Lupeosaurus is an extinct genus of pelycosaurian synapsid, assigned to the family Edaphosauridae.[1]

Classification

It is known from only two described specimens, both consisting of postcranial bits and pieces. The most significant item is the absence of cross-bars on the neural spines. This left considerable doubt about the affinities of Lupeosaurus. However, the vertebrae and neural spines are otherwise entirely edaphosaurid. Unfortunately, these, and some pieces of the limb girdles, are about all that exist.[2]

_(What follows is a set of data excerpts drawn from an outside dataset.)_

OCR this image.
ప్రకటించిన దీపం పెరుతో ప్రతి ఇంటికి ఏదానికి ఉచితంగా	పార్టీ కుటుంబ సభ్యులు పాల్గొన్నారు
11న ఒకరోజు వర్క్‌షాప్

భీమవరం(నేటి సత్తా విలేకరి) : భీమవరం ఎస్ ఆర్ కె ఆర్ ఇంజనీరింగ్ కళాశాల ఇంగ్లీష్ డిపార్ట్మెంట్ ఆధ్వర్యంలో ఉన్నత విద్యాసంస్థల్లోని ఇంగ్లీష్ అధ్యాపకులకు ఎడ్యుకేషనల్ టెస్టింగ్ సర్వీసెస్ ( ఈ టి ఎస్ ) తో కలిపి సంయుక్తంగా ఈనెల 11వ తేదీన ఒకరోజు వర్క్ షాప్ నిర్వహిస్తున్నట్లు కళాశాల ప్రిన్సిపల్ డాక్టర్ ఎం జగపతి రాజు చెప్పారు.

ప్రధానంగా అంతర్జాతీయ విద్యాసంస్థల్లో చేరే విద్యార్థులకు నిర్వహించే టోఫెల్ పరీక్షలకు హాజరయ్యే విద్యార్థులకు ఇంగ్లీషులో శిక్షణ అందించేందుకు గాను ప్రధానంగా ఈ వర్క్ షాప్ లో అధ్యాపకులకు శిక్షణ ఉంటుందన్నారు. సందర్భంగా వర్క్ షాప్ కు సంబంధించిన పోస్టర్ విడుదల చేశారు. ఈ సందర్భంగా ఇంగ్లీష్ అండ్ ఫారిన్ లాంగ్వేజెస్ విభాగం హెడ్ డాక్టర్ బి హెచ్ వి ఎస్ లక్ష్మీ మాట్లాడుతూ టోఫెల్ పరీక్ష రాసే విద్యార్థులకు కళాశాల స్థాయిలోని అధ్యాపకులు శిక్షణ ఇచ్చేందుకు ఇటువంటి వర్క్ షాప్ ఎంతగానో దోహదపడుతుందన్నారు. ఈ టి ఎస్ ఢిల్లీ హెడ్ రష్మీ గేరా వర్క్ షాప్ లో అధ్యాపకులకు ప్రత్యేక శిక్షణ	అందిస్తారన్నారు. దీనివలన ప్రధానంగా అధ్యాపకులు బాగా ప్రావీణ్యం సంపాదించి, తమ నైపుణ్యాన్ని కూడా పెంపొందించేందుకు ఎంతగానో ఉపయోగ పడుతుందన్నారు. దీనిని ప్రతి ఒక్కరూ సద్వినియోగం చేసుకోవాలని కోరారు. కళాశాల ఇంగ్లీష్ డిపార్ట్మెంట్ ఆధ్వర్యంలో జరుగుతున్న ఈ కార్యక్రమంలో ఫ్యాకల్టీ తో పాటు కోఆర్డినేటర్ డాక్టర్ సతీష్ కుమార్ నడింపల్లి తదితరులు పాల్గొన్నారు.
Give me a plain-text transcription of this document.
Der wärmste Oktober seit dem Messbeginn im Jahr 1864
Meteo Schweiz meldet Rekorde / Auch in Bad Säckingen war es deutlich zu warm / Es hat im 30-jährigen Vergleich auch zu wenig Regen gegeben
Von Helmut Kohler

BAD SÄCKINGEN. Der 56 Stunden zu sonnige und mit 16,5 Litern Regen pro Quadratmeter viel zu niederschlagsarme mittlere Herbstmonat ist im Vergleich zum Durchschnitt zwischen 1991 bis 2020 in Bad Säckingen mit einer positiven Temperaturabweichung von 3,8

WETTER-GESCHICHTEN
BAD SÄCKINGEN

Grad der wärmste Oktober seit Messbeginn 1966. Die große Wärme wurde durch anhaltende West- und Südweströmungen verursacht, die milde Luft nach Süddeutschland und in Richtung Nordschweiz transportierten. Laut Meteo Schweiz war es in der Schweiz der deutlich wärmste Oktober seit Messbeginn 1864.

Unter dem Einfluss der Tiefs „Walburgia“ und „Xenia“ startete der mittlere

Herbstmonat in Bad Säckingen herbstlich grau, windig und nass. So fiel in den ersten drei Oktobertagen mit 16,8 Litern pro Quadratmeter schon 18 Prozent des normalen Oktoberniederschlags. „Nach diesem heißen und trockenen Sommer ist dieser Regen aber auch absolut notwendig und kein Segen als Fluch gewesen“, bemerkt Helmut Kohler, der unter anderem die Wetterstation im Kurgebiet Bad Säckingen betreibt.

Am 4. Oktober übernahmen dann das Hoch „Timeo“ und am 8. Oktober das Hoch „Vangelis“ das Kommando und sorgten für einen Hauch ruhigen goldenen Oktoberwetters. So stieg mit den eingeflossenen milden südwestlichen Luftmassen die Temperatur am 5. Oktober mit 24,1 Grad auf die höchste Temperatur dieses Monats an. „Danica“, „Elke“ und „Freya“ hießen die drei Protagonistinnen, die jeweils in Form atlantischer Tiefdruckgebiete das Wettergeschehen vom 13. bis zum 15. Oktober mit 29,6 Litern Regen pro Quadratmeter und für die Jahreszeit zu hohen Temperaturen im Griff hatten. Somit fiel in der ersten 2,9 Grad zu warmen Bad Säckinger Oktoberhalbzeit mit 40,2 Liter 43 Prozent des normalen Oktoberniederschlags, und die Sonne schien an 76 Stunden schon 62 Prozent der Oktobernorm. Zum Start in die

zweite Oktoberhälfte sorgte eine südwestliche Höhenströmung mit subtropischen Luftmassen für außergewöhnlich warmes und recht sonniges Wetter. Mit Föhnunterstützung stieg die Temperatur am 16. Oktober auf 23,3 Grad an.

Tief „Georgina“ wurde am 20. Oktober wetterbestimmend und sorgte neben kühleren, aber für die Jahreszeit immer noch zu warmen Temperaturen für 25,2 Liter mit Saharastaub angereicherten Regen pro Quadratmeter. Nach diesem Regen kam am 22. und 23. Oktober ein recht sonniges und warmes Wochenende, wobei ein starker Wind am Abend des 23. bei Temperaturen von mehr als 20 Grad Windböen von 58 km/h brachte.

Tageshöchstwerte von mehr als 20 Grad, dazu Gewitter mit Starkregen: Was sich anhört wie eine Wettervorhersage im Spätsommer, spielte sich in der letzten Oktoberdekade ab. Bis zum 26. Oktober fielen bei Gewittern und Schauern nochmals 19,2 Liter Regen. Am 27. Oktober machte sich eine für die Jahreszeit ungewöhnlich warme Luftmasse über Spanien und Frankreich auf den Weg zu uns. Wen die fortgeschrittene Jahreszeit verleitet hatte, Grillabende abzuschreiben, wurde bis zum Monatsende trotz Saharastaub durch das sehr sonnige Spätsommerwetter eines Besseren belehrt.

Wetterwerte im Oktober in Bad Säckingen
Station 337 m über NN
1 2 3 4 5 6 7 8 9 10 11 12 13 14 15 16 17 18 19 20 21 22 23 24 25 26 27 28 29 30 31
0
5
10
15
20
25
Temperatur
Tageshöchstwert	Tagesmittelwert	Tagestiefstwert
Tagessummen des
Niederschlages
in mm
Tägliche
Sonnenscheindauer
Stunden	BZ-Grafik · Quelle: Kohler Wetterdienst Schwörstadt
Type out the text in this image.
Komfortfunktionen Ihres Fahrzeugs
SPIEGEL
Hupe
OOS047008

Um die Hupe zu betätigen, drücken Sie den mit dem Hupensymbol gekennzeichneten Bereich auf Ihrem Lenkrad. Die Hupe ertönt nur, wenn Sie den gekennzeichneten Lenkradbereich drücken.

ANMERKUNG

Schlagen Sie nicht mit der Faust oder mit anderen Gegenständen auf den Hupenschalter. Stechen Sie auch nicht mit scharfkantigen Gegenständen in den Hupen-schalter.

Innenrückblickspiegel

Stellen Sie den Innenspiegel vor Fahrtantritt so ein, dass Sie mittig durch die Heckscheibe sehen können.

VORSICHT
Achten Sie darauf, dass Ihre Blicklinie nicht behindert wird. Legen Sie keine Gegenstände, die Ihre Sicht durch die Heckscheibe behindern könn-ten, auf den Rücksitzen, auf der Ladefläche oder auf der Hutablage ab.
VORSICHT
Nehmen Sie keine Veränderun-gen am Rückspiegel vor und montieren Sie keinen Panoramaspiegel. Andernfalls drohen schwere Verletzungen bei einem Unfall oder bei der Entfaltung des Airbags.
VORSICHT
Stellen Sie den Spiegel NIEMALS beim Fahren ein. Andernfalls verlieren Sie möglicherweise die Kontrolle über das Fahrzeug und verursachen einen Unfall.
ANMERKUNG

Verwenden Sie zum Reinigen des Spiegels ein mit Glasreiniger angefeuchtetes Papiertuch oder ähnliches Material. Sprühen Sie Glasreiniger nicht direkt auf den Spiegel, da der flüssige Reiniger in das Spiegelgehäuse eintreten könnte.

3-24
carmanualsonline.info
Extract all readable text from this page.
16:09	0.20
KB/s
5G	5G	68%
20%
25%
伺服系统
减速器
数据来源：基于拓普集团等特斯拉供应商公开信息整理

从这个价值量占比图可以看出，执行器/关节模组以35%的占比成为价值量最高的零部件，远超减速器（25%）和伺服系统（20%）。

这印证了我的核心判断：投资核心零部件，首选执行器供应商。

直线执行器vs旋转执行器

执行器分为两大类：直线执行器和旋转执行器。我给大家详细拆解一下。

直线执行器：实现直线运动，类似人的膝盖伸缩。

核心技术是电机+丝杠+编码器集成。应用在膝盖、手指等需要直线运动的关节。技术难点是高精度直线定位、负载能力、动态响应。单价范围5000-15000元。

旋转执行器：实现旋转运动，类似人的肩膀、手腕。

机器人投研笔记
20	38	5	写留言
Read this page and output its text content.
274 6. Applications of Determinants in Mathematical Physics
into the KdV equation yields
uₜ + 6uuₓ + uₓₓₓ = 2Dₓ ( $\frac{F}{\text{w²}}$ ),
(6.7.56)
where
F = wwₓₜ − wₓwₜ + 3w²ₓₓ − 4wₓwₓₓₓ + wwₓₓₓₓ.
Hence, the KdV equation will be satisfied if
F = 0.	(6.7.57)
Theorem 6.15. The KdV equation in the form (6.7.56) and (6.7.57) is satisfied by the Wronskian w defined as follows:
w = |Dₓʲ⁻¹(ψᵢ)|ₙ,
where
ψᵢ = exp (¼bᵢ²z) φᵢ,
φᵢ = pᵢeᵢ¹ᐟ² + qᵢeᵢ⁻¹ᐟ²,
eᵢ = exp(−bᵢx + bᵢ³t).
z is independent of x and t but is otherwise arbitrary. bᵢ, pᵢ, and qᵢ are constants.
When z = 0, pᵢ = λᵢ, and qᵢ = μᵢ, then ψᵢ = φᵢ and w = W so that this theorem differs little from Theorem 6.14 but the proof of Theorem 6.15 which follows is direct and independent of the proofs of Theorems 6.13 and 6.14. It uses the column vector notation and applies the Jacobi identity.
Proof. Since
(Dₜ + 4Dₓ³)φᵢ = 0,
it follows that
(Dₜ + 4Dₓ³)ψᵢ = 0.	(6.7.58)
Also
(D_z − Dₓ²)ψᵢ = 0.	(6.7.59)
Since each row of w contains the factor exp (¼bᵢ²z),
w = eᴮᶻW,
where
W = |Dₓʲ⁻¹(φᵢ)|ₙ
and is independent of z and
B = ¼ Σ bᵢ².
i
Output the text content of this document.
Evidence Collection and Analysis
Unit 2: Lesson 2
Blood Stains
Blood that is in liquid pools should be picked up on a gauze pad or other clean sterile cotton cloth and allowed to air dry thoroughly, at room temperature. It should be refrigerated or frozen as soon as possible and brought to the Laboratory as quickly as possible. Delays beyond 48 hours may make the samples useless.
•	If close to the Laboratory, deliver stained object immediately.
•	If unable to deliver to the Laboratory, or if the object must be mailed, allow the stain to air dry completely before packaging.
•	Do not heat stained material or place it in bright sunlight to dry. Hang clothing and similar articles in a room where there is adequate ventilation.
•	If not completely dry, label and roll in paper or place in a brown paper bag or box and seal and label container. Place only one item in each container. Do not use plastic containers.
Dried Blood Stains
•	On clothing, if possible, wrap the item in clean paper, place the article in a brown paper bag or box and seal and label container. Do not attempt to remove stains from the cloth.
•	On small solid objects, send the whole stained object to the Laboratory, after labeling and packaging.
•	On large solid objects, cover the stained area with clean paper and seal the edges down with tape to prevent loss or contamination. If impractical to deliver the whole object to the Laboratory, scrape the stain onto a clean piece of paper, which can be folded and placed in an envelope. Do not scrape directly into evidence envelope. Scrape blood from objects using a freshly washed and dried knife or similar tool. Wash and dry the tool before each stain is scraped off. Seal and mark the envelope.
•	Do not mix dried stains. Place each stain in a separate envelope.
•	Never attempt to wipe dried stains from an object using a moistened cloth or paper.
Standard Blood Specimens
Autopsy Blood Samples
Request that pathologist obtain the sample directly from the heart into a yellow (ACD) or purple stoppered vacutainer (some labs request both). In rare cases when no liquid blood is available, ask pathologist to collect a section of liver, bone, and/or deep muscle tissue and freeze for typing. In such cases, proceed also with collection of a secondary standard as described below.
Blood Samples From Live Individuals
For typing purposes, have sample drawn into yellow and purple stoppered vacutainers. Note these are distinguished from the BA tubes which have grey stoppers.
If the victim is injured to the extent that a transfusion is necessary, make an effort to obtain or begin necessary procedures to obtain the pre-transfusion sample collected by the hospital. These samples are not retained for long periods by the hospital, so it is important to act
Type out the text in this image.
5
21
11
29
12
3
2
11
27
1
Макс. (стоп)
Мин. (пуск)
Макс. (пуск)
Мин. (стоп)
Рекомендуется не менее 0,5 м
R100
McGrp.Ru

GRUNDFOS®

Lupeosaurus was 2.5 – 3.3 m long and weighed perhaps as much as 166 kg.[3] The ribs suggest, but only suggest, that it was markedly skinnier than Edaphosaurus and thus not a highly adapted herbivore. Everything known about the limbs suggests that they were massive for an edaphosaur. The robust limbs, combined with presumed thinness, point toward a run-of-the-mill carnivore of some kind. Amphicoelous vertebral centra are a little unusual in a (relatively) powerful carnivore, but this was the primitive and usual condition for early synapsids of all types.[2]

References

  1. Benson, R.J. (2012). "Interrelationships of basal synapsids: cranial and postcranial morphological partitions suggest different topologies". Journal of Systematic Paleontology. 10 (4). doi:10.1080/14772019.2011.631042.
  2. 1 2 "Lupeosaurus". Palaeos. Retrieved 21 May 2015.
  3. Romer, A.S.; Price, L.W. (1940). "Review of the Pelycosauria". Geological Society of America Special Papers (28): 400,403.